‘Catastrophe’ would befall economy with national default, Colorado warns
Lindsey Toomer
(Colorado Newsline) While talks over raising the United State’s debt limit continue in Congress after the country hit the limit last week, Colorado’s federal representatives have expressed differing views on how the government should respond.
The U.S. Treasury Department is already using extraordinary measures to keep the government operational, but a divided Congress will need to come to an agreement to avoid defaulting on its debts before June. Debates are expected to be particularly tense on the issue given concessions Speaker Kevin McCarthy made to far-right members of his party to win the Speaker election.
If Congress doesn’t come to an agreement before the default date, expected in early June, economists have warned it could have drastic repercussions for Americans and across the globe. The Treasury would no longer have borrowing authority to pay for the country’s bills in full and on time, which has not happened before in the country’s history.
“Global financial markets and the economy would be upended, and even if resolved quickly, Americans would pay for this default for generations, as global investors would rightly believe that the federal government’s finances have been politicized and that a time may come when they would not be paid what they are owed when owed it,” said Moody’s Analytics Chief Economist Mark Zandi and Assistant Director Bernard Yaros in a September 2021 report that came out during the last round of debt limit brinkmanship.

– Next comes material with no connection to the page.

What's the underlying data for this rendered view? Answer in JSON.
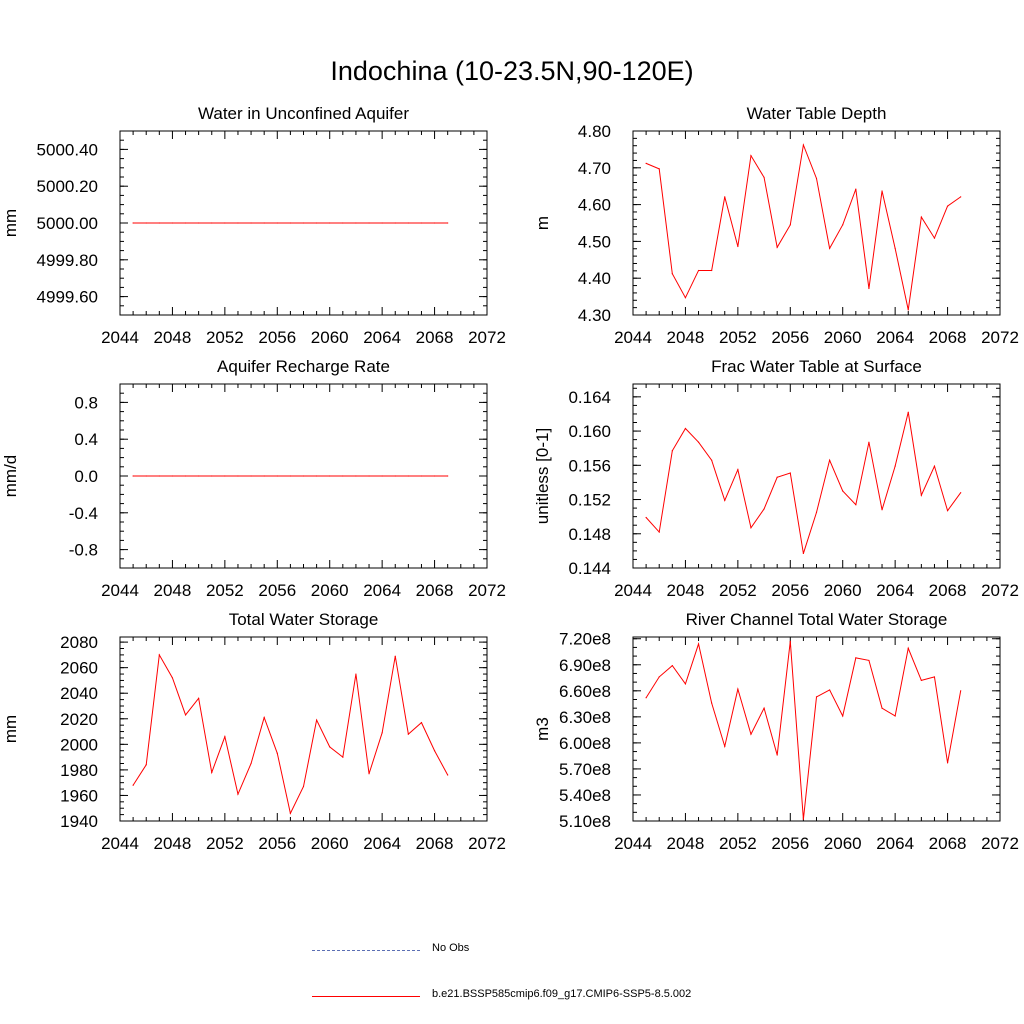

U.S. Rep. Diana DeGette, a Democrat from Denver, said in a town hall with news reporters that right-wing Republicans don’t want to “exert fiscal responsibility.” She said the debt ceiling was something people on both sides of the aisle always agreed on until the Tea Party Republicans fought raising it in 2011, like she said the MAGA Republicans are doing now.
DeGette said she’s “disturbed” by the rhetoric she’s heard from the far right and how a default could “wreak havoc” on the country’s economy.
“If people didn’t like the inflation that we had the last year or two, they’re really not going to like it if our economy falls apart because the Republicans on the right didn’t do what’s responsible,” DeGette said. “So I am concerned about the tone that they’re taking and I’m also concerned about the concessions that they’re trying to wring out of this, because again in the past, raising the debt ceiling was never used as a hostage to try to get other economic concessions.”
A spokesperson for U.S. Rep. Joe Neguse, a Democrat from Lafayette, said the congressman believes preserving the full faith and credit of the U.S. is “critically important,” and therefore raising the debt ceiling as necessary should continue to be done on a bipartisan basis.
“The effort by some to engage in political gamesmanship with the debt ceiling is dangerous, and poses serious risk to our economy and countless Americans, including social security beneficiaries, veterans, and more,” Neguse spokesperson Hannah Rehm said in an email. “We must ensure the government does not default on its loans, and cannot allow politicians to jeopardize the livelihoods of working families for political purposes.”
Representatives for Colorado’s Republican U.S. Reps. Lauren Boebert, Ken Buck and Doug Lamborn did not respond to repeated requests for comment, but they have all publicly shared their views on the country’s debt before.
Boebert, who is from Silt, tweeted asking how high the country’s debt needs to climb for liberals to admit the financial situation is unsustainable. She also retweeted an interview in which Rep. Chip Roy, a Texas Republican, said Republicans don’t plan to default on the country’s debts.
Since being in Congress, Boebert has voted against raising the country’s debt limit multiple times.